Kata “inklusif”, atau inklusi, acapkali terdengar di ruang-ruang pendidikan. Ia menjadi jargon yang ramai dikutip dalam seminar, disematkan dalam visi misi institusi, bahkan dikampanyekan secara visual dalam brosur dan media sosial.
Namun, ironinya, semakin sering kata ini diucapkan, semakin terasa jauh maknanya dari realita yang terjadi di lapangan.
Inklusif sejatinya bukan sekadar konsep manis dalam dokumen. Ia adalah bentuk kesadaran moral dan tanggung jawab kolektif.
Ia hadir ketika sistem mampu mengakomodasi keragaman, bukan mempersulitnya.
Inklusif itu dibangun secara aktif, masif, dan kolaboratif, tanpa diskriminatif. Inklusif itu menciptakan solusi, bukan ilusi.
Ketika layanan pendidikan tidak hanya ramah bagi mayoritas, tapi juga benar-benar terjangkau oleh mereka minoritas yang berada di luar lingkaran kemudahan—termasuk teman-teman penyandang disabilitas.

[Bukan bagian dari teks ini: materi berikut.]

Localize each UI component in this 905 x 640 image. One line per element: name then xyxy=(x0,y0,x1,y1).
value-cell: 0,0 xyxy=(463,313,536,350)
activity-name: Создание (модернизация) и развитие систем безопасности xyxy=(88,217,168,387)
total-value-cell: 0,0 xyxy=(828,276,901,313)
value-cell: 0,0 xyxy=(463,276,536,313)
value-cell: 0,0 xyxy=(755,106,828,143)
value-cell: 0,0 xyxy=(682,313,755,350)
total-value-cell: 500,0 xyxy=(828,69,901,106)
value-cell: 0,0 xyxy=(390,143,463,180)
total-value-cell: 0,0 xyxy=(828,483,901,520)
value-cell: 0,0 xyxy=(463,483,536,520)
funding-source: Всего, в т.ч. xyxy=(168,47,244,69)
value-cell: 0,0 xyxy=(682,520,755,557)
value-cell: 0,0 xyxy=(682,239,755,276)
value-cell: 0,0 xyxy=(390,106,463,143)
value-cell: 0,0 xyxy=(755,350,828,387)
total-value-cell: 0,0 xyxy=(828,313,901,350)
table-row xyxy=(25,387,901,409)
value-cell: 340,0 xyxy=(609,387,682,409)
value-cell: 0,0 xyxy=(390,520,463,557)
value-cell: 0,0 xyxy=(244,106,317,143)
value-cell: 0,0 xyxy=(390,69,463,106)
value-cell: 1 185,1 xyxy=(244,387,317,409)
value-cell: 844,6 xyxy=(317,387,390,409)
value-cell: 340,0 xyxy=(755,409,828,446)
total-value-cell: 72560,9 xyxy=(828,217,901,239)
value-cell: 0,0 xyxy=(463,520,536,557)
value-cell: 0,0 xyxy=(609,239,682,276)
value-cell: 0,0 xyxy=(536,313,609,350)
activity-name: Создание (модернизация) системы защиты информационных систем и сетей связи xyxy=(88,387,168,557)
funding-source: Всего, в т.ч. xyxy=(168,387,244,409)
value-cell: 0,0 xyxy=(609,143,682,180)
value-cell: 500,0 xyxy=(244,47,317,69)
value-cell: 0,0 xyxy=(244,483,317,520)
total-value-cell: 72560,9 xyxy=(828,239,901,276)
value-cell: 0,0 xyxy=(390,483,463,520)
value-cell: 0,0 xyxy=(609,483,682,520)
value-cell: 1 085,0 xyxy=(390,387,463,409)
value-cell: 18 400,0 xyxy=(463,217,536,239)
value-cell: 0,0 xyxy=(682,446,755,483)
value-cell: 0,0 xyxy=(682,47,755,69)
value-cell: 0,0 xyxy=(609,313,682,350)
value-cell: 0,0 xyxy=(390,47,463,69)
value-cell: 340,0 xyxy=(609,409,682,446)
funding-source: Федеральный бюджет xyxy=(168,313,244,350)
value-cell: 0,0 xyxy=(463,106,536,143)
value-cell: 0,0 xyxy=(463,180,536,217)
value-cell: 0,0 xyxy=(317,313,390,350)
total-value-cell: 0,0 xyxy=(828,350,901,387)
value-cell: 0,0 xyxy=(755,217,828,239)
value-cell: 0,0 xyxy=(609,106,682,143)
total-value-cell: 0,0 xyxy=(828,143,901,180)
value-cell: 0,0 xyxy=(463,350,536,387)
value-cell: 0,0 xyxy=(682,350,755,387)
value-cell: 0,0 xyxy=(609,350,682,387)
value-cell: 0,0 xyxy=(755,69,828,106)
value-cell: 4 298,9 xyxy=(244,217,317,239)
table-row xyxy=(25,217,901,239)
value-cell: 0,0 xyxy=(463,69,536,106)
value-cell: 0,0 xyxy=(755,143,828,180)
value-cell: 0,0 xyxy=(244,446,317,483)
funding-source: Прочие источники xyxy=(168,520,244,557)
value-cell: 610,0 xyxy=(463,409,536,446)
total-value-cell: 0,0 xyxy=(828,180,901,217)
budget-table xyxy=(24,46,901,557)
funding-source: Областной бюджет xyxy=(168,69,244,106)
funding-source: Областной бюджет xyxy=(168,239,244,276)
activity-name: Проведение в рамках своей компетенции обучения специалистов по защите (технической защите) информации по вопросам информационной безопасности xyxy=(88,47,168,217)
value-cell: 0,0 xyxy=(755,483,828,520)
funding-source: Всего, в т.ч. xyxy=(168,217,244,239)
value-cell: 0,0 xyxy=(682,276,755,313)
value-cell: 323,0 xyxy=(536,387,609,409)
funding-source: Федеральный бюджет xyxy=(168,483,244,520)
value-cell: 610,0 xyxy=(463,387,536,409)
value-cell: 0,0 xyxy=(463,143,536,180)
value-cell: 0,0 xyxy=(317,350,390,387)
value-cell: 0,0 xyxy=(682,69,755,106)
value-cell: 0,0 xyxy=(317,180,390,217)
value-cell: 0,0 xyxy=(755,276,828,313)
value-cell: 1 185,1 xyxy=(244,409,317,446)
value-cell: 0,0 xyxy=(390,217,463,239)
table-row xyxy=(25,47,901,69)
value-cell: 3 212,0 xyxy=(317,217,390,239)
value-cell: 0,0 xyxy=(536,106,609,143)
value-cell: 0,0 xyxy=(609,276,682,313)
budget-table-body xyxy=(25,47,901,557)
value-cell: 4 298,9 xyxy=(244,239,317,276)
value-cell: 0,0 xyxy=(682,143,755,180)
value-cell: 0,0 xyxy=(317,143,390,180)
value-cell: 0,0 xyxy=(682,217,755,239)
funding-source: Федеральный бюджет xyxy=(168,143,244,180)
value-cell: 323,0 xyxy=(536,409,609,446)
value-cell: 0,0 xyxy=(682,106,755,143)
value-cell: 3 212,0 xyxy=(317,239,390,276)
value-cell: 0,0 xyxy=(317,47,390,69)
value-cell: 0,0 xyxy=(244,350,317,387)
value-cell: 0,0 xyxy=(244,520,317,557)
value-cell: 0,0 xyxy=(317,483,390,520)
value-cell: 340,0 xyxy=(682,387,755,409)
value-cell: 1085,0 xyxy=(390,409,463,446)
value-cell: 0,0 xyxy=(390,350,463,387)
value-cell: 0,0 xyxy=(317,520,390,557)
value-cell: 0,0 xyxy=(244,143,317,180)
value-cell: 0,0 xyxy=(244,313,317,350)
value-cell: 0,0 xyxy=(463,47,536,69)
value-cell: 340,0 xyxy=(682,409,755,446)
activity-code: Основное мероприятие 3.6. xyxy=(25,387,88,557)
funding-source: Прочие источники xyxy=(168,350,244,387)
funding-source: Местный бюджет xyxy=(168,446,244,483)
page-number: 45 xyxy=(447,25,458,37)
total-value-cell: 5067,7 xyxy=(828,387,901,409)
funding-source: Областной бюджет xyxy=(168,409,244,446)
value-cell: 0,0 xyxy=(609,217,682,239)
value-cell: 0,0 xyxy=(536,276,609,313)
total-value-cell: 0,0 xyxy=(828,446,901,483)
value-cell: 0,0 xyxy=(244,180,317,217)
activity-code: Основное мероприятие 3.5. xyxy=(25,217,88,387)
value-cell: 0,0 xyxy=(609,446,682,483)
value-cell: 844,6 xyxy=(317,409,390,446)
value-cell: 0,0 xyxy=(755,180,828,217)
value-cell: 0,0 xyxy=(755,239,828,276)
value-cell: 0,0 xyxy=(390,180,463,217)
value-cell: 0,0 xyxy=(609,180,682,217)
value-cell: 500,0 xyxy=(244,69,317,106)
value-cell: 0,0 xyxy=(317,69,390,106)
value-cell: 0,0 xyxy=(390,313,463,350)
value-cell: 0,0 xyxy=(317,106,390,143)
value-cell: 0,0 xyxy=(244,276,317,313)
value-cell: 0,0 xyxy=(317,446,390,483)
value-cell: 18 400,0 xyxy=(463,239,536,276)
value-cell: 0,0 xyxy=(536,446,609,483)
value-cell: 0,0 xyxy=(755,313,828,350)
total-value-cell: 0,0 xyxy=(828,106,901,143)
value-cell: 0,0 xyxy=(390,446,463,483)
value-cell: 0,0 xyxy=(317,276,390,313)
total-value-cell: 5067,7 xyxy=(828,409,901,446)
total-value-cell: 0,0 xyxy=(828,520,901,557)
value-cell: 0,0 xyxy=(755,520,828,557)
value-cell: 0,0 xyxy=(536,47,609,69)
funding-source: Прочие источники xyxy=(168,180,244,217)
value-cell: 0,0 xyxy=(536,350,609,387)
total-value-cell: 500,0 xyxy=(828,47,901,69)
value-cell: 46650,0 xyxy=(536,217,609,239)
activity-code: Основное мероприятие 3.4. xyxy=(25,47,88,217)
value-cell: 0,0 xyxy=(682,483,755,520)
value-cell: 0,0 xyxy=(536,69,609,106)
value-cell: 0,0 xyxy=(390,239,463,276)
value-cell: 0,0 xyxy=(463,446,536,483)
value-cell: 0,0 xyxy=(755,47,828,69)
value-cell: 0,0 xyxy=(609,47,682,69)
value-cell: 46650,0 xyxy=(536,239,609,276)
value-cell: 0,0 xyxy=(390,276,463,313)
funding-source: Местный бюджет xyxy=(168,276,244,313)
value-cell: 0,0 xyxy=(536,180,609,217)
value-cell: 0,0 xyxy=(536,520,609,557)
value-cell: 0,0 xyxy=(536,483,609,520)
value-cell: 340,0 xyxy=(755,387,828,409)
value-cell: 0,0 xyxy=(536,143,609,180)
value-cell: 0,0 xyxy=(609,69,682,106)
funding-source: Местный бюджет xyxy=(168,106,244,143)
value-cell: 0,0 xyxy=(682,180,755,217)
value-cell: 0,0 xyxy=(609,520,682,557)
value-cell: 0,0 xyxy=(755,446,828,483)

Sayangnya, inklusif masih kerap diartikan sebagai acara seremonial, alih-alih menjadi prinsip kerja yang melekat dalam keseharian.
Banyak institusi pendidikan yang merasa sudah cukup inklusif hanya karena menerima disabilitas di lingkungan mereka. Walau, sebenarnya menerima saja tidak cukup, tanpa mengakomodir kebutuhan mereka.
Inklusif juga mencakup sistem informasi, layanan administratif, pola komunikasi, hingga sikap empatik dari seluruh ekosistem kampus.
Masih banyak ruang yang belum ramah. Banyak proses yang secara tidak langsung membebani kelompok disabilitas.
Di satu sisi, teknologi sudah membuka peluang besar—dari pembaca layar, platform digital, hingga sistem daring yang mudah diakses.
Namun di sisi lain, ada kalanya sistem yang justru tetap berjalan di atas rel lama, formulir manual, koordinasi mendadak tanpa kejelasan, atau prosedur administratif yang hanya mempertimbangkan mereka yang bisa melihat, mendengar, dan bergerak tanpa hambatan.
Bukankah ini kontradiksi yang aneh? Ketika dunia luar berlari menuju era aksesibilitas digital, sebagian institusi pendidikan masih berkutat dengan berkas-berkas fisik dan tanda tangan basah—seolah lupa bahwa kemajuan teknologi semestinya juga dimanfaatkan untuk memperluas inklusi.
Inklusif bukan berarti semua orang diperlakukan sama, tetapi semua orang diberikan kesempatan yang setara.
Di situlah tantangannya, bagaimana sistem bisa lentur menyesuaikan, tanpa kehilangan ketertiban.
Bagaimana institusi bisa mendengar kebutuhan yang sunyi, bukan hanya merespons tuntutan yang riuh.
Tulisan ini bukan untuk menyalahkan, melainkan mengajak, mari berhenti menjadikan inklusivitas sebagai simbol, dan mulai menjadikannya sebagai sistem kerja yang hidup.
Karena pada akhirnya, inklusi yang sejati bukan terlihat dari seberapa sering kita menyebutnya, tapi seberapa kuat kita menjadikannya nyata.
Mari, wujudkan inklusif secara aktif dan masif, dengan kolaboratif, tanpa diskriminatif.